Re: [PATCH v1 1/3] coresight: etm-perf: Correct buffer syncing for snapshot
From: James Clark
Date: Fri Jun 11 2021 - 09:56:25 EST
On 10/06/2021 17:54, James Clark wrote:
>
>
> On 01/06/2021 13:35, Leo Yan wrote:
>> Hi James,
>>
>> On Tue, Jun 01, 2021 at 12:53:16PM +0300, James Clark wrote:
>>
>> [...]
>>
>>> Hi Leo,
>>>
>>> I was testing out snapshot mode (without your patch) and I noticed that it
>>> only ever collects from the last CPU. For example on a 4 core system,
>>> the CPU ID of the AUX records and the AUXTRACE buffers is always 3.
>>>
>>> This is with systemwide tracing, and running "stress -m 2 -c 2".
>>> Is this something that your patch fixes, or am I doing something wrong, or
>>> is it just a coincidence?
>>
>> No, I think it's quite likely caused by blow code:
>>
>> static unsigned long
>> tmc_update_etr_buffer(struct coresight_device *csdev,
>> struct perf_output_handle *handle,
>> void *config)
>> {
>> unsigned long flags, offset, size = 0;
>>
>> ...
>>
>> /* Don't do anything if another tracer is using this sink */
>> if (atomic_read(csdev->refcnt) != 1) {
>> spin_unlock_irqrestore(&drvdata->spinlock, flags);
>> goto out;
>> }
>>
>> ...
>>
>> return size;
>> }
>>
>> When using the system wide tracing, it updates the AUX ring buffer
>> until the last tracer is stopped. Thus whis is why it only records
>> AUX ring buffer for the last CPU.
>>
>> But this makes sense for me, this is because the last CPU is used to
>> copy trace data to AUX ring buffer (so the perf event PERF_RECORD_AUX
>> occurs on CPU3), but when you decode the trace data, you should can
>> see the activities from other CPUs.
>>
>> Thanks,
>> Leo
>>
>
> I have one more issue around snapshot mode which I'd like to check if it's
> related to this patchset.
>
> In "[PATCH v5 0/1] perf cs-etm: Split Coresight decode by aux records",
> I added the warning for a missing AUXTRACE buffer as you suggested.

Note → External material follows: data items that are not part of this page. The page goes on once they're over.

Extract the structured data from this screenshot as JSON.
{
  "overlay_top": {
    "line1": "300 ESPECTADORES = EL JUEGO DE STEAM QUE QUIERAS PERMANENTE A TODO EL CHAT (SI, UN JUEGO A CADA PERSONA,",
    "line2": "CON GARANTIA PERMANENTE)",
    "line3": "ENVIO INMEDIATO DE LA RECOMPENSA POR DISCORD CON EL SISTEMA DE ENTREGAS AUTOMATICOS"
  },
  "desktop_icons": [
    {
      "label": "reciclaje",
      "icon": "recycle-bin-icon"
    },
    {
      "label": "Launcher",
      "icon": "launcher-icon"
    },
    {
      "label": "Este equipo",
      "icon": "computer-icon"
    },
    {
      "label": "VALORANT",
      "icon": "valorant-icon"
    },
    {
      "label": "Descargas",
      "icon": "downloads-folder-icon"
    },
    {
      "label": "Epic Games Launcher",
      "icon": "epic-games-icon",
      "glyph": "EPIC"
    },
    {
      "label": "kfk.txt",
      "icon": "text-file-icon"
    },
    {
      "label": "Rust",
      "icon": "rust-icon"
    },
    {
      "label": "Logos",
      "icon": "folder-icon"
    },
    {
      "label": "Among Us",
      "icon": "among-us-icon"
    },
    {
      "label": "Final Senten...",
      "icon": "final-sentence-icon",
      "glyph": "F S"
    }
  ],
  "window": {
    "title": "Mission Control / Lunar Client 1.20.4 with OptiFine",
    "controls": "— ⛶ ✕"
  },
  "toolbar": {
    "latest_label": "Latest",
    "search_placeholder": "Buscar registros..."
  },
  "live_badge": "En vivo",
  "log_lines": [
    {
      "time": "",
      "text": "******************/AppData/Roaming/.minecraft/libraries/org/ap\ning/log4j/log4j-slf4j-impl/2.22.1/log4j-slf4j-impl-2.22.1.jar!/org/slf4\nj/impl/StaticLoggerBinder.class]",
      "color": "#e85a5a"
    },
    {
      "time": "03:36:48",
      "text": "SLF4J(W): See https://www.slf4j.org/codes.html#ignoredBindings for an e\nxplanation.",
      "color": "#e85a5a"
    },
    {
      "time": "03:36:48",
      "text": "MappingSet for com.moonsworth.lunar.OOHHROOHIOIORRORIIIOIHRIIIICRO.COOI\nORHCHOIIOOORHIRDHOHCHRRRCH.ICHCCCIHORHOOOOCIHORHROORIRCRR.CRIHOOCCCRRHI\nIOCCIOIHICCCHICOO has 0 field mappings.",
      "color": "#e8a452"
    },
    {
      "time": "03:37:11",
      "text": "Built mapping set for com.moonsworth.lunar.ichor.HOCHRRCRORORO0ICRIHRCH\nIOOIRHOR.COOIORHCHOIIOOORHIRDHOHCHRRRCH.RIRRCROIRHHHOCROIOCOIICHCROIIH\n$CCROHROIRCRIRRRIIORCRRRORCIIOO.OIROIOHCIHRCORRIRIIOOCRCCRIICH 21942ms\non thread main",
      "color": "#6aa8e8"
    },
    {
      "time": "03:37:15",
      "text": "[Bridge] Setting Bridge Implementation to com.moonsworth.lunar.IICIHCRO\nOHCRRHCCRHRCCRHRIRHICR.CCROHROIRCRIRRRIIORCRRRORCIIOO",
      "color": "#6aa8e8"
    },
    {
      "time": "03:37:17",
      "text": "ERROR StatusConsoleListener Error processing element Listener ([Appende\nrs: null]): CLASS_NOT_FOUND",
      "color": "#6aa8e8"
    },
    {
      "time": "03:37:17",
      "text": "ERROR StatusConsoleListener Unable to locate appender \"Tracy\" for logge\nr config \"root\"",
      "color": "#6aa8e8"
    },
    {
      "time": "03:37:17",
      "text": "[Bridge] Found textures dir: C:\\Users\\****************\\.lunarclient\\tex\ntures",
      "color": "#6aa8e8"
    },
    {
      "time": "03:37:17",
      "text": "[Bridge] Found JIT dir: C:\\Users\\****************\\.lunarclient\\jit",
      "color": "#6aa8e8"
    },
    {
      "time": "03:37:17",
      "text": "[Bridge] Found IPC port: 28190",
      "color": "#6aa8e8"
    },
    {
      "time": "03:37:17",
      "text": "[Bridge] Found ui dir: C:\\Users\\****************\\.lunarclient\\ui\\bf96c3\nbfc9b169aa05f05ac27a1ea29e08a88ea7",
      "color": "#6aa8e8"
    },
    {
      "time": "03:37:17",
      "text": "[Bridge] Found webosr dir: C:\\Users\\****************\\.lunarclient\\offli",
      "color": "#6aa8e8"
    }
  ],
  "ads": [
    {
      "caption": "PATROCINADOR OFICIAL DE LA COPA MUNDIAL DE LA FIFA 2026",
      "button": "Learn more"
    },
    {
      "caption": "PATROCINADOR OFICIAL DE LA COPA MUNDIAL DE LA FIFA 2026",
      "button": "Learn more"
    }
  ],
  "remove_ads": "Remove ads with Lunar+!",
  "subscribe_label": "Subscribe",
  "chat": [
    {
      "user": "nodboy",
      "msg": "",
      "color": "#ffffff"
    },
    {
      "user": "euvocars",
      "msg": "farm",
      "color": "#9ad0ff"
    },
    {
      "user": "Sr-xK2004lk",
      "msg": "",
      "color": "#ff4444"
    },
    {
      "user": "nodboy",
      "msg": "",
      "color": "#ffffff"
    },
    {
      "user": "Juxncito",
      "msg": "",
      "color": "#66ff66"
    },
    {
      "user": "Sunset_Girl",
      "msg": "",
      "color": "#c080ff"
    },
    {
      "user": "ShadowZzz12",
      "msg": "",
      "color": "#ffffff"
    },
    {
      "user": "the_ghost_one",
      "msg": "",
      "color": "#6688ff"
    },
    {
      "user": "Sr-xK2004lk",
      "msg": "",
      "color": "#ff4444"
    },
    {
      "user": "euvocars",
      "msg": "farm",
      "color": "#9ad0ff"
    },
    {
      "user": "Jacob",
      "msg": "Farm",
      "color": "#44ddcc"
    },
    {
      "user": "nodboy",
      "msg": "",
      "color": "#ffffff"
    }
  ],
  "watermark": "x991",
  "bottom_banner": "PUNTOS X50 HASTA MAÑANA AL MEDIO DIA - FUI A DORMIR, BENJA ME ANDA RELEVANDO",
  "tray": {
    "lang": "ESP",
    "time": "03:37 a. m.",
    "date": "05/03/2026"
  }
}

> Now this warning gets triggered on the last AUX record when using
> snapshot mode. I don't know if you are able to reproduce this.
>
Hi Leo,
So I tested this set with my aux split patch, and I still get the warning about the
last AUX record not being found, so this is an independent issue. Whether
it could be (or needs to be fixed) at the same time, I'm not sure.

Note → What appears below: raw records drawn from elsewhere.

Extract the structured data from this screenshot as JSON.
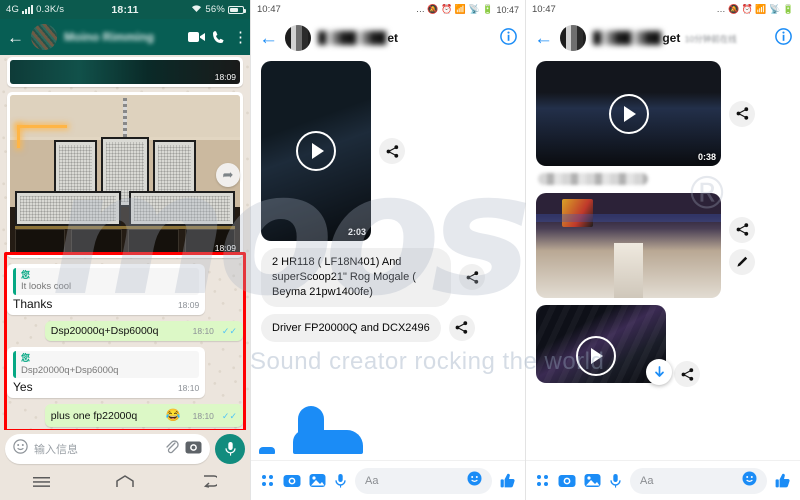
{
  "whatsapp": {
    "status": {
      "network": "4G",
      "speed": "0.3K/s",
      "time": "18:11",
      "battery": "56%"
    },
    "header": {
      "back_icon": "arrow-left-icon",
      "contact_name": "Moino Rimming",
      "video_icon": "video-call-icon",
      "call_icon": "phone-call-icon",
      "menu_icon": "overflow-menu-icon"
    },
    "messages": [
      {
        "type": "image",
        "kind": "video-strip",
        "time": "18:09"
      },
      {
        "type": "image",
        "kind": "speaker-stack-photo",
        "time": "18:09",
        "forward_icon": "forward-icon"
      },
      {
        "type": "in",
        "quote_name": "您",
        "quote_text": "It looks cool",
        "text": "Thanks",
        "time": "18:09"
      },
      {
        "type": "out",
        "text": "Dsp20000q+Dsp6000q",
        "time": "18:10",
        "ticks": "✓✓"
      },
      {
        "type": "in",
        "quote_name": "您",
        "quote_text": "Dsp20000q+Dsp6000q",
        "text": "Yes",
        "time": "18:10"
      },
      {
        "type": "out",
        "text": "plus one fp22000q",
        "emoji": "😂",
        "time": "18:10",
        "ticks": "✓✓"
      }
    ],
    "input": {
      "emoji_icon": "emoji-icon",
      "placeholder": "输入信息",
      "attach_icon": "paperclip-icon",
      "camera_icon": "camera-icon",
      "mic_icon": "microphone-icon"
    },
    "navbar": {
      "menu_icon": "recents-icon",
      "home_icon": "home-icon",
      "back_icon": "back-icon"
    }
  },
  "messenger_left": {
    "status": {
      "time_left": "10:47",
      "time_right": "10:47",
      "icons": "… 🔕 ⏰ 📶 📡 🔋"
    },
    "header": {
      "back_icon": "arrow-left-icon",
      "name_suffix": "et",
      "info_icon": "info-icon"
    },
    "messages": [
      {
        "type": "video",
        "duration": "2:03",
        "play_icon": "play-icon",
        "share_icon": "share-icon"
      },
      {
        "type": "text",
        "text": "2 HR118 ( LF18N401) And superScoop21\" Rog Mogale ( Beyma 21pw1400fe)",
        "share_icon": "share-icon"
      },
      {
        "type": "text",
        "text": "Driver FP20000Q and DCX2496",
        "share_icon": "share-icon"
      }
    ],
    "bar": {
      "apps_icon": "apps-grid-icon",
      "camera_icon": "camera-icon",
      "gallery_icon": "gallery-icon",
      "mic_icon": "microphone-icon",
      "placeholder": "Aa",
      "emoji_icon": "emoji-icon",
      "like_icon": "thumbs-up-icon"
    }
  },
  "messenger_right": {
    "status": {
      "time": "10:47",
      "icons": "… 🔕 ⏰ 📶 📡 🔋"
    },
    "header": {
      "back_icon": "arrow-left-icon",
      "name_suffix": "get",
      "status_text": "10分钟前在线",
      "info_icon": "info-icon"
    },
    "messages": [
      {
        "type": "video",
        "duration": "0:38",
        "play_icon": "play-icon",
        "share_icon": "share-icon"
      },
      {
        "type": "photo",
        "kind": "venue-interior",
        "share_icon": "share-icon",
        "pen_icon": "pen-icon",
        "react_icon": "add-reaction-icon"
      },
      {
        "type": "video",
        "duration": "",
        "play_icon": "play-icon",
        "download_icon": "download-icon",
        "share_icon": "share-icon"
      }
    ],
    "bar": {
      "apps_icon": "apps-grid-icon",
      "camera_icon": "camera-icon",
      "gallery_icon": "gallery-icon",
      "mic_icon": "microphone-icon",
      "placeholder": "Aa",
      "emoji_icon": "emoji-icon",
      "like_icon": "thumbs-up-icon"
    }
  },
  "watermark": {
    "logo": "moos",
    "tagline": "Sound creator rocking the world",
    "registered": "®"
  }
}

One thing seems to have improved with your set is the number of aux records
produced. For each SIGUSR2, I now get one aux record. Previously I got a random
number that didn't seem to match up, which didn't seem right to me.
But one thing that could be worse is the offsets and sizes. Now the size of the
aux records is always 0x100000, no matter what the -m arguments are, and the size
of the AUX record exceeds the size of the buffer. This makes the split patchset
fall back to processing the whole buffer because it never finds a buffer that the
AUX record fits in. For example:
0 0 0xad0 [0x30]: PERF_RECORD_AUXTRACE size: 0x20000 offset: 0xe0000 ref: 0x406971eb0346c919 idx: 2 tid: 6794 cpu: 2
2 5644375601060 0xa88 [0x40]: PERF_RECORD_AUX offset: 0x100000 size: 0x100000 flags: 0x2 [O]
The buffer is only 0x20000 long, but the aux record is 0x100000.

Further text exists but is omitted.